Free Signup Bonus Money is fun too

What this exercise has also reminded me is that I should also take advantage of the occasional reward for signing up for a credit card. After all, you can save money by paying cash and save money by getting free cash too.

I have my Chase Ink Business Cash credit card for over 10 years. For new cardholders, it offers $500 cash back after $3,000 in purchases and 5% cash back on the first $25,000 spent on office supplies, cable, phone and Internet services. But I already did that blown far beyond the initial boundaries since 2009, and therefore now only receive 1% cashback on all purchases.

After doing some research, I realized I could transfer my business credit card to the Chase Ink Business Unlimited credit card without annual fees. The card also offers $500 cash back after $3,000 in purchases. But instead of just 1% cashback on all purchases, it offers 1.5% cashback. So I signed up. I easily have $3,000 in business expenses that I need to spend within three months.

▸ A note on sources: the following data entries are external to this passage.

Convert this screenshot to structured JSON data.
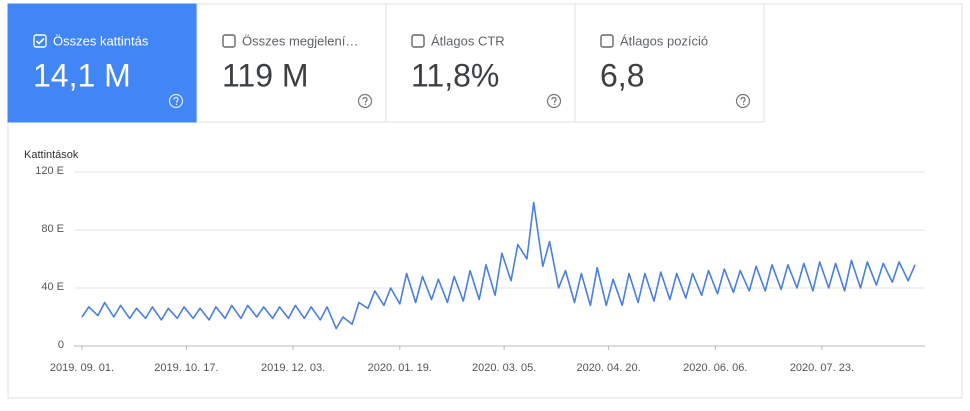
{
  "cards": [
    {
      "label": "Összes kattintás",
      "value": "14,1 M",
      "selected": true
    },
    {
      "label": "Összes megjelení…",
      "value": "119 M",
      "selected": false
    },
    {
      "label": "Átlagos CTR",
      "value": "11,8%",
      "selected": false
    },
    {
      "label": "Átlagos pozíció",
      "value": "6,8",
      "selected": false
    }
  ],
  "chart_data": {
    "type": "line",
    "y_label": "Kattintások",
    "color": "#4a7fe0",
    "x": [
      "2019-09-01",
      "2019-09-04",
      "2019-09-08",
      "2019-09-11",
      "2019-09-15",
      "2019-09-18",
      "2019-09-22",
      "2019-09-25",
      "2019-09-29",
      "2019-10-02",
      "2019-10-06",
      "2019-10-09",
      "2019-10-13",
      "2019-10-16",
      "2019-10-20",
      "2019-10-23",
      "2019-10-27",
      "2019-10-30",
      "2019-11-03",
      "2019-11-06",
      "2019-11-10",
      "2019-11-13",
      "2019-11-17",
      "2019-11-20",
      "2019-11-24",
      "2019-11-27",
      "2019-12-01",
      "2019-12-04",
      "2019-12-08",
      "2019-12-11",
      "2019-12-15",
      "2019-12-18",
      "2019-12-22",
      "2019-12-25",
      "2019-12-29",
      "2020-01-01",
      "2020-01-05",
      "2020-01-08",
      "2020-01-12",
      "2020-01-15",
      "2020-01-19",
      "2020-01-22",
      "2020-01-26",
      "2020-01-29",
      "2020-02-02",
      "2020-02-05",
      "2020-02-09",
      "2020-02-12",
      "2020-02-16",
      "2020-02-19",
      "2020-02-23",
      "2020-02-26",
      "2020-03-01",
      "2020-03-04",
      "2020-03-08",
      "2020-03-11",
      "2020-03-15",
      "2020-03-18",
      "2020-03-22",
      "2020-03-25",
      "2020-03-29",
      "2020-04-01",
      "2020-04-05",
      "2020-04-08",
      "2020-04-12",
      "2020-04-15",
      "2020-04-19",
      "2020-04-22",
      "2020-04-26",
      "2020-04-29",
      "2020-05-03",
      "2020-05-06",
      "2020-05-10",
      "2020-05-13",
      "2020-05-17",
      "2020-05-20",
      "2020-05-24",
      "2020-05-27",
      "2020-05-31",
      "2020-06-03",
      "2020-06-07",
      "2020-06-10",
      "2020-06-14",
      "2020-06-17",
      "2020-06-21",
      "2020-06-24",
      "2020-06-28",
      "2020-07-01",
      "2020-07-05",
      "2020-07-08",
      "2020-07-12",
      "2020-07-15",
      "2020-07-19",
      "2020-07-22",
      "2020-07-26",
      "2020-07-29",
      "2020-08-02",
      "2020-08-05",
      "2020-08-09",
      "2020-08-12",
      "2020-08-16",
      "2020-08-19",
      "2020-08-23",
      "2020-08-26",
      "2020-08-30",
      "2020-09-02"
    ],
    "values": [
      20,
      27,
      21,
      30,
      20,
      28,
      19,
      26,
      19,
      27,
      18,
      26,
      19,
      27,
      19,
      26,
      18,
      27,
      19,
      28,
      19,
      28,
      20,
      27,
      19,
      27,
      19,
      28,
      19,
      27,
      18,
      27,
      12,
      20,
      15,
      30,
      26,
      38,
      28,
      40,
      29,
      50,
      30,
      48,
      32,
      46,
      30,
      48,
      31,
      52,
      32,
      56,
      35,
      64,
      45,
      70,
      60,
      99,
      55,
      72,
      40,
      52,
      30,
      50,
      28,
      54,
      28,
      46,
      28,
      50,
      30,
      50,
      31,
      51,
      32,
      50,
      33,
      50,
      35,
      52,
      36,
      53,
      37,
      52,
      38,
      55,
      38,
      56,
      39,
      56,
      40,
      57,
      38,
      58,
      40,
      57,
      38,
      59,
      40,
      58,
      42,
      57,
      44,
      58,
      45,
      56
    ],
    "xlim": [
      "2019-09-01",
      "2020-09-02"
    ],
    "xticks": [
      {
        "value": "2019-09-01",
        "label": "2019. 09. 01."
      },
      {
        "value": "2019-10-17",
        "label": "2019. 10. 17."
      },
      {
        "value": "2019-12-03",
        "label": "2019. 12. 03."
      },
      {
        "value": "2020-01-19",
        "label": "2020. 01. 19."
      },
      {
        "value": "2020-03-05",
        "label": "2020. 03. 05."
      },
      {
        "value": "2020-04-20",
        "label": "2020. 04. 20."
      },
      {
        "value": "2020-06-06",
        "label": "2020. 06. 06."
      },
      {
        "value": "2020-07-23",
        "label": "2020. 07. 23."
      }
    ],
    "ylim": [
      0,
      120
    ],
    "yticks": [
      0,
      {
        "value": 40,
        "label": "40 E"
      },
      {
        "value": 80,
        "label": "80 E"
      },
      {
        "value": 120,
        "label": "120 E"
      }
    ],
    "grid": true
  }
}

Optimize your credit cards for the most rewards

A 50% increase in my cashback percentage is significant. For example, I currently have 342,542 Chase points worth $3,425.52 in cash back.

Chase points

If I had used a Chase Ink Business Unlimited credit card, I would have a whopping 513,813 points, worth $5,138.13 in statement credit. Or I could have used those 513,813 points to buy two round-trip tickets for my parents to San Francisco from Hawaii and have credit for another eight round-trip tickets for my family.

I’m surprised I didn’t bother looking for a better business credit card sooner. But I’m not surprised either, since I’ve amassed 342,452 points over the years and didn’t bother to check until I wrote this post. Better late than never.

Note: In addition to paying cash to repair a car and thus get a better deal, the same can be said for paying cash to buy a house. You’ll save even more money if you can. Here are some of my thoughts for it selling stock to pay for a house in cash. There are many considerations.

Cash back rewards

For personal use I also have one Chase Sapphire is preferred credit card. But as stay-at-home parents of a rambunctious toddler, we are no longer frequent flyers. That’s why we can just switch to the Chase freedom without limits card. It has no annual fee, offers a $150 sign-up bonus after spending just $500 in the first three months, and offers 1.5% unlimited cash back on everything.

If you can save money by paying cash from a reputable seller, do so. If you can get free money by paying with a credit card for something that can only be paid for with a credit card (like everything online), then do that.

Winning either way feels good!

If only there was a way to get a cash discount on everything we buy online, without transaction fees. That would be a real game changer!

Disclosure: Financial Samurai partners with CardRatings for our credit card product coverage. Financial Samurai and CardRatings may receive a commission from card issuers. Opinions, reviews, analyzes and recommendations are the author’s alone and have not been reviewed, endorsed or approved by any of these entities.